Il modello britannico è quello dove i treni costano di più. Però il funzionamento è questo: prima si prenota il biglietto e meno lo si paga. E dipende anche dagli orari di punta se si spende meno. Acquistandolo in stazione per il giorno stesso, un biglietto da Londra a Sheffield (265 km) costa 123 euro contro i 43 che si spendono in Italia per andare da Roma a Firenze (260 km). Ma se si prenota con un mese d’anticipo, il prezzo crolla a 14,8 euro. In Italia ne servono 29. Dal confronto emerge che da noi i biglietti costano di meno, ma gli altri tre paesi vengono tutti molto prima della Penisola nella classifica dell’efficienza: come a dire, la qualità dei servizi si paga.

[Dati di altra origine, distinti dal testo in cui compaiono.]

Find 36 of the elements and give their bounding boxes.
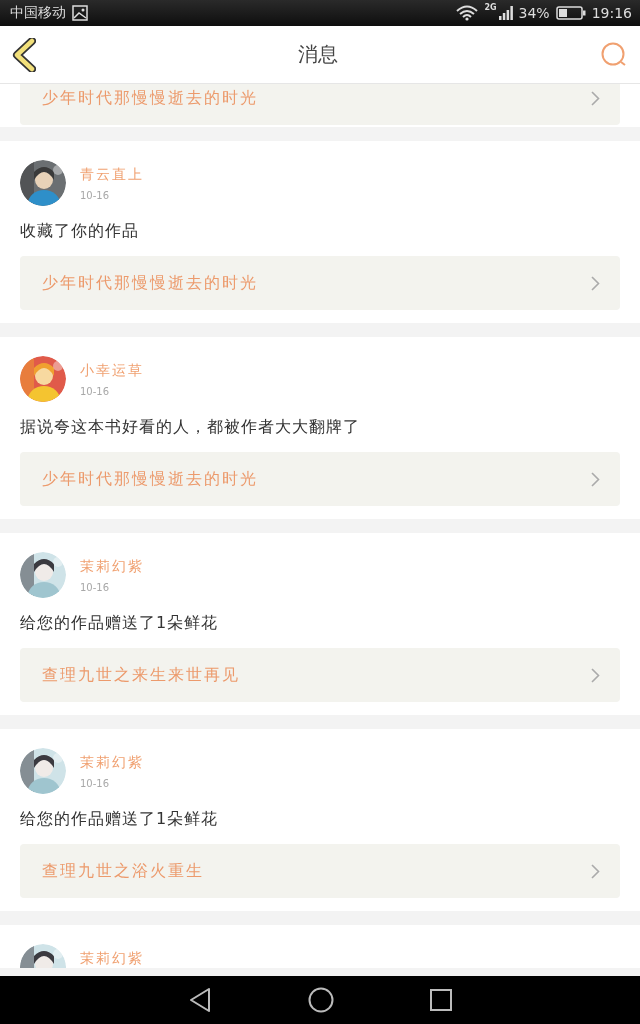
- work-link[interactable]: 少年时代那慢慢逝去的时光: [20, 256, 620, 310]
- chevron-right-icon: [591, 471, 600, 487]
- work-link[interactable]: 少年时代那慢慢逝去的时光: [20, 84, 620, 125]
- back-icon[interactable]: [188, 987, 212, 1013]
- message-text: 据说夸这本书好看的人，都被作者大大翻牌了: [20, 417, 361, 438]
- user-name[interactable]: 茉莉幻紫: [80, 558, 144, 576]
- work-link[interactable]: 少年时代那慢慢逝去的时光: [20, 452, 620, 506]
- message-date: 10-16: [80, 582, 111, 593]
- message-date: 10-16: [80, 386, 111, 397]
- chevron-right-icon: [591, 275, 600, 291]
- chevron-right-icon: [591, 863, 600, 879]
- user-name[interactable]: 青云直上: [80, 166, 144, 184]
- back-icon[interactable]: [12, 37, 36, 72]
- message-text: 给您的作品赠送了1朵鲜花: [20, 613, 220, 634]
- page-title: 消息: [298, 41, 338, 68]
- user-name[interactable]: 茉莉幻紫: [80, 950, 144, 968]
- message-date: 10-16: [80, 190, 111, 201]
- work-link[interactable]: 查理九世之浴火重生: [20, 844, 620, 898]
- home-icon[interactable]: [308, 987, 334, 1013]
- user-name[interactable]: 茉莉幻紫: [80, 754, 144, 772]
- wifi-icon: [456, 5, 479, 21]
- clock-time: 19:16: [591, 5, 632, 21]
- carrier-name: 中国移动: [10, 4, 66, 22]
- message-text: 给您的作品赠送了1朵鲜花: [20, 809, 220, 830]
- battery-icon: [555, 6, 586, 20]
- network-label: 2G: [484, 3, 497, 12]
- work-link[interactable]: 查理九世之来生来世再见: [20, 648, 620, 702]
- recent-apps-icon[interactable]: [430, 989, 452, 1011]
- chevron-right-icon: [591, 90, 600, 106]
- chevron-right-icon: [591, 667, 600, 683]
- message-text: 收藏了你的作品: [20, 221, 140, 242]
- signal-icon: [498, 6, 513, 20]
- battery-percent: 34%: [518, 5, 550, 21]
- image-icon: [72, 5, 88, 21]
- user-name[interactable]: 小幸运草: [80, 362, 144, 380]
- message-date: 10-16: [80, 778, 111, 789]
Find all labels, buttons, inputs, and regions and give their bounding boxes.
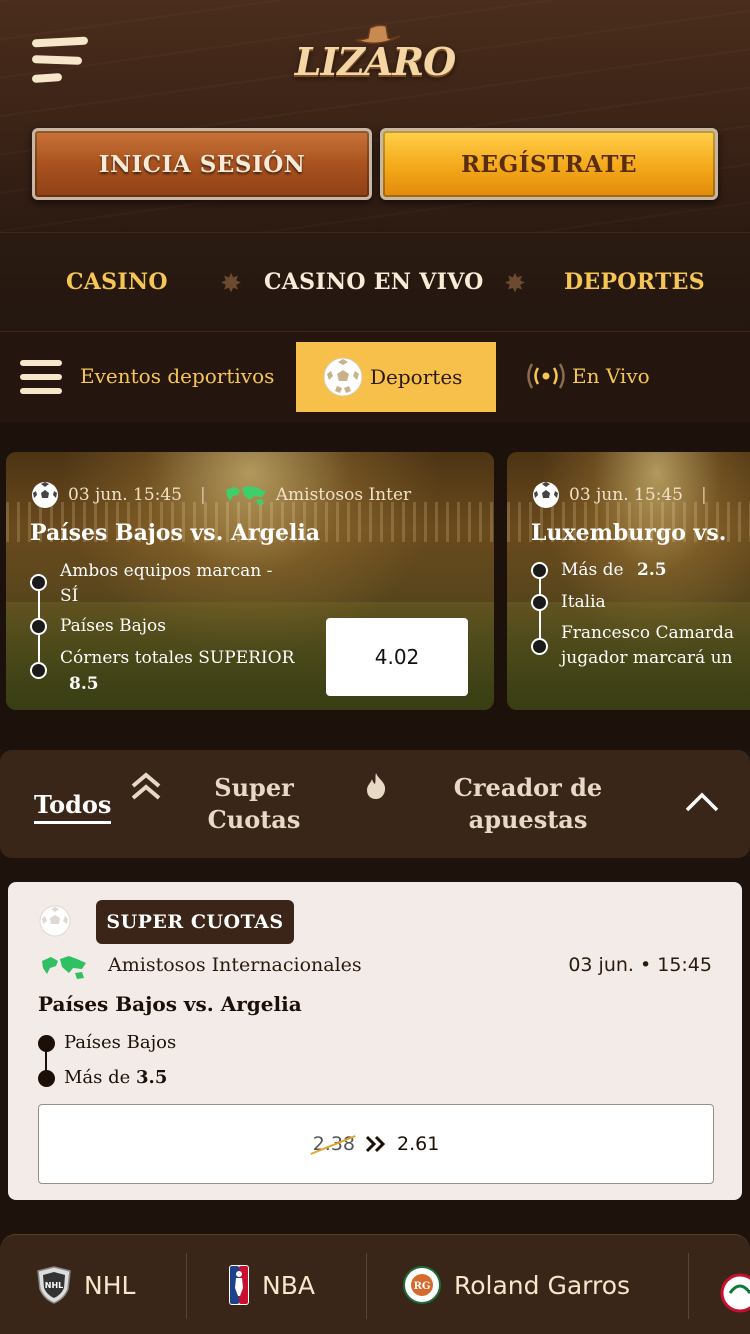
svg-text:RG: RG bbox=[414, 1281, 431, 1292]
soccer-ball-icon bbox=[323, 357, 363, 397]
selection-line-1: Francesco Camarda bbox=[561, 623, 735, 643]
liga-mx-logo-icon[interactable] bbox=[720, 1273, 750, 1313]
old-odds: 2.38 bbox=[312, 1133, 355, 1155]
roland-garros-logo-icon: RG bbox=[403, 1266, 441, 1304]
league-nhl[interactable]: NHL NHL bbox=[36, 1235, 135, 1334]
selection-dot bbox=[38, 1035, 55, 1052]
live-tab-label: En Vivo bbox=[572, 364, 650, 388]
star-divider-icon: ✸ bbox=[504, 269, 526, 299]
event-title: Luxemburgo vs. bbox=[531, 520, 727, 546]
selection-text: Francesco Camarda jugador marcará un bbox=[561, 621, 734, 671]
selection-text: Córners totales SUPERIOR bbox=[60, 648, 295, 668]
league-label: NHL bbox=[84, 1270, 136, 1300]
nav-casino-live[interactable]: CASINO EN VIVO bbox=[264, 269, 484, 295]
super-odds-badge: SUPER CUOTAS bbox=[96, 900, 294, 944]
event-title: Países Bajos vs. Argelia bbox=[30, 520, 321, 546]
star-divider-icon: ✸ bbox=[220, 269, 242, 299]
event-meta: 03 jun. 15:45 | Amistosos Inter bbox=[30, 480, 411, 510]
league-shortcuts: NHL NHL NBA RG Roland Garros bbox=[0, 1234, 750, 1334]
cowboy-hat-icon bbox=[355, 24, 401, 44]
filter-bet-creator[interactable]: Creador de apuestas bbox=[440, 772, 616, 836]
selection-text: Más de 2.5 bbox=[561, 558, 667, 583]
filter-creator-line2: apuestas bbox=[468, 805, 588, 834]
selection-dot bbox=[38, 1070, 55, 1087]
sports-tab-label: Deportes bbox=[370, 365, 463, 389]
main-menu-icon[interactable] bbox=[31, 36, 90, 86]
filter-super-line1: Super bbox=[214, 773, 294, 802]
filter-creator-line1: Creador de bbox=[453, 773, 603, 802]
broadcast-icon bbox=[527, 363, 565, 389]
selection-dot bbox=[30, 618, 47, 635]
event-date: 03 jun. 15:45 bbox=[68, 485, 183, 505]
super-odds-card[interactable]: SUPER CUOTAS Amistosos Internacionales 0… bbox=[8, 882, 742, 1200]
nba-logo-icon bbox=[229, 1265, 249, 1305]
filter-super-cuotas[interactable]: Super Cuotas bbox=[204, 772, 304, 836]
header: LIZARO INICIA SESIÓN REGÍSTRATE bbox=[0, 0, 750, 232]
register-button[interactable]: REGÍSTRATE bbox=[380, 128, 718, 200]
world-map-icon bbox=[42, 956, 86, 979]
sports-menu-icon[interactable] bbox=[20, 358, 62, 396]
flame-icon bbox=[367, 773, 386, 799]
event-date: 03 jun. • 15:45 bbox=[568, 954, 712, 976]
event-meta: 03 jun. 15:45 | bbox=[531, 480, 707, 510]
top-nav: CASINO ✸ CASINO EN VIVO ✸ DEPORTES bbox=[0, 232, 750, 332]
selection-label: Más de bbox=[561, 560, 624, 580]
double-chevron-up-icon bbox=[131, 772, 161, 800]
new-odds: 2.61 bbox=[397, 1133, 440, 1155]
selection-dot bbox=[531, 594, 548, 611]
featured-events[interactable]: 03 jun. 15:45 | Amistosos Inter Países B… bbox=[0, 422, 750, 750]
nav-sports[interactable]: DEPORTES bbox=[564, 269, 705, 295]
odds-button[interactable]: 4.02 bbox=[326, 618, 468, 696]
event-title: Países Bajos vs. Argelia bbox=[38, 992, 302, 1016]
selection-line-1: Ambos equipos marcan - bbox=[60, 561, 273, 581]
selection-line-2: jugador marcará un bbox=[561, 648, 733, 668]
world-map-icon bbox=[225, 486, 266, 505]
soccer-ball-icon bbox=[32, 482, 58, 508]
event-date: 03 jun. 15:45 bbox=[569, 485, 684, 505]
selection-label: Más de bbox=[64, 1067, 131, 1088]
selection-text: Italia bbox=[561, 592, 606, 612]
selection-value: 3.5 bbox=[136, 1067, 168, 1088]
selection-text: Países Bajos bbox=[64, 1032, 177, 1053]
soccer-ball-icon bbox=[533, 482, 559, 508]
meta-divider: | bbox=[200, 485, 206, 505]
league-label: NBA bbox=[262, 1270, 315, 1300]
league-divider bbox=[366, 1253, 367, 1319]
selection-value: 2.5 bbox=[637, 560, 667, 580]
selection-dot bbox=[30, 574, 47, 591]
login-button[interactable]: INICIA SESIÓN bbox=[32, 128, 372, 200]
nhl-shield-icon: NHL bbox=[37, 1266, 71, 1304]
filter-all[interactable]: Todos bbox=[34, 790, 112, 824]
league-roland-garros[interactable]: RG Roland Garros bbox=[402, 1235, 630, 1334]
filter-super-line2: Cuotas bbox=[207, 805, 301, 834]
filter-tabs bbox=[0, 750, 750, 858]
selection-value: 8.5 bbox=[69, 674, 99, 694]
meta-divider: | bbox=[701, 485, 707, 505]
selection-dot bbox=[531, 562, 548, 579]
event-league: Amistosos Inter bbox=[275, 485, 412, 505]
selection-text: Países Bajos bbox=[60, 616, 167, 636]
league-divider bbox=[186, 1253, 187, 1319]
selection-text: Ambos equipos marcan - SÍ bbox=[60, 559, 272, 609]
lizaro-logo[interactable]: LIZARO bbox=[295, 24, 456, 98]
svg-text:NHL: NHL bbox=[45, 1281, 64, 1290]
selection-text: Más de 3.5 bbox=[64, 1067, 167, 1088]
double-chevron-right-icon bbox=[365, 1135, 386, 1153]
league-label: Roland Garros bbox=[454, 1270, 631, 1300]
selection-dot bbox=[30, 662, 47, 679]
selection-dot bbox=[531, 638, 548, 655]
league-divider bbox=[688, 1253, 689, 1319]
live-tab[interactable]: En Vivo bbox=[526, 362, 650, 390]
sports-tab[interactable]: Deportes bbox=[296, 342, 496, 412]
league-nba[interactable]: NBA bbox=[228, 1235, 315, 1334]
chevron-up-icon[interactable] bbox=[684, 790, 720, 814]
soccer-ball-icon bbox=[39, 905, 71, 937]
boosted-odds-button[interactable]: 2.38 2.61 bbox=[38, 1104, 714, 1184]
events-link[interactable]: Eventos deportivos bbox=[80, 364, 274, 388]
nav-casino[interactable]: CASINO bbox=[66, 269, 168, 295]
event-card[interactable]: 03 jun. 15:45 | Amistosos Inter Países B… bbox=[6, 452, 494, 710]
league-name: Amistosos Internacionales bbox=[108, 954, 362, 976]
event-card[interactable]: 03 jun. 15:45 | Luxemburgo vs. Más de 2.… bbox=[507, 452, 750, 710]
selection-line-2: SÍ bbox=[60, 586, 79, 606]
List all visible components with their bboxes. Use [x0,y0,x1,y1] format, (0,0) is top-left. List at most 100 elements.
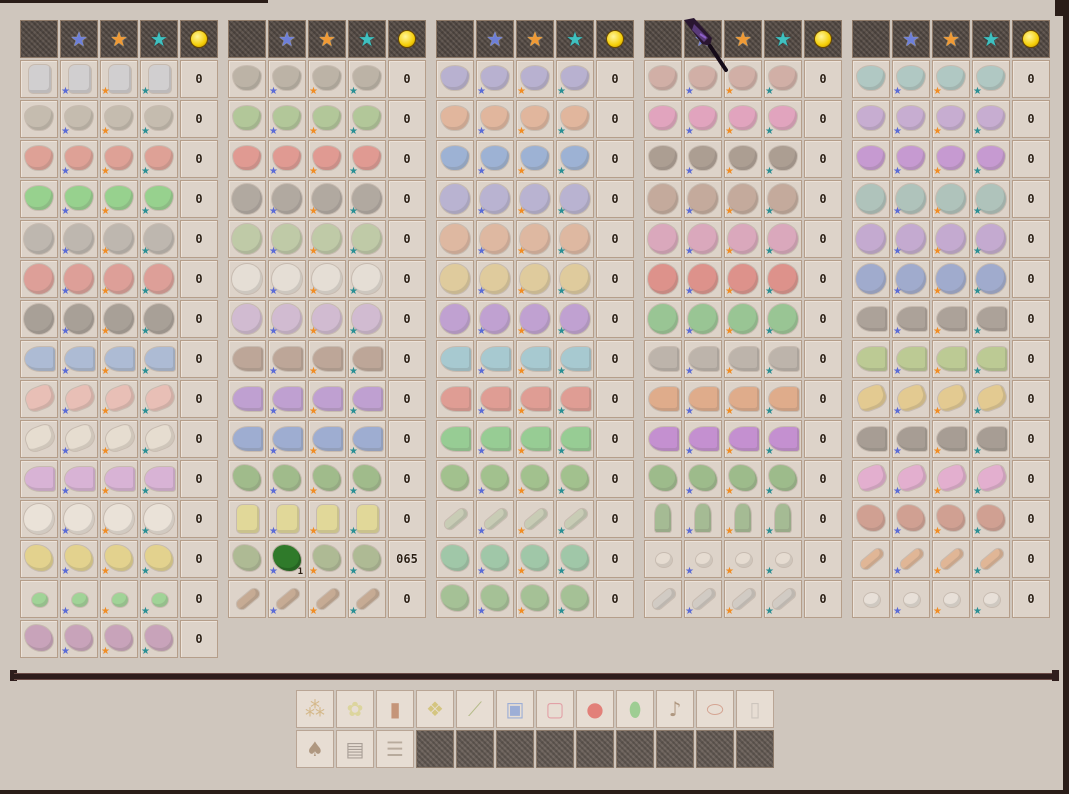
item-slot[interactable]: ★ [100,500,138,538]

In Italia il servizio Pendolaria invece disegna un Paese a due velocità. Da un lato l’Alta Velocità garantisce buoni standard di qualità, dall’altro il trasporto locale che invece fa scendere di molto lo standard. Nel 2012 “sono molte le Regioni che hanno deciso di tagliare i servizi (corse e treni) e di aumentare il costo di biglietti ed abbonamenti”. Qualche esempio: in Campania i tagli “hanno toccato il 90% dei treni sulla Napoli-Avellino e il 40% sulla Circumvesuviana”. Sono stati del 15% in Puglia e del 10% in AbruzzoCalabriaCampania Liguria“. Nel frattempo “il prezzo del biglietto è aumentato negli ultimi 2 anni”: +20% in Abruzzo e Toscana, + 15% nel Lazio, +10% in Liguria. “Aumenti che si vanno a sommare a quelli del 2011 in Campania, Emilia-Romagna, Liguria, Piemonte, Veneto e in Lombardia dove le tariffe erano salite del 23,4 per cento. Considerando l’insieme delle Regioni l’aumento medio è stato del 10%”.

Il treno dei paesi avanzati resta lontana. Analizzando uno studio dello European Railway Performance Index 2012 il Regno Unito si trova in settima posizione. Nel gruppo di seconda fascia c’è anche l’Italia. Ma tra i treni inglesi e quelli italiani c’è molta differenza. Oggi i bilanci degli operatori britannici sono costituiti per il 58% dalla vendita dei biglietti e il 32% dai finanziamenti statali. In Italia avviene l’esatto contrario: 34% dai biglietti, 66% dallo Stato.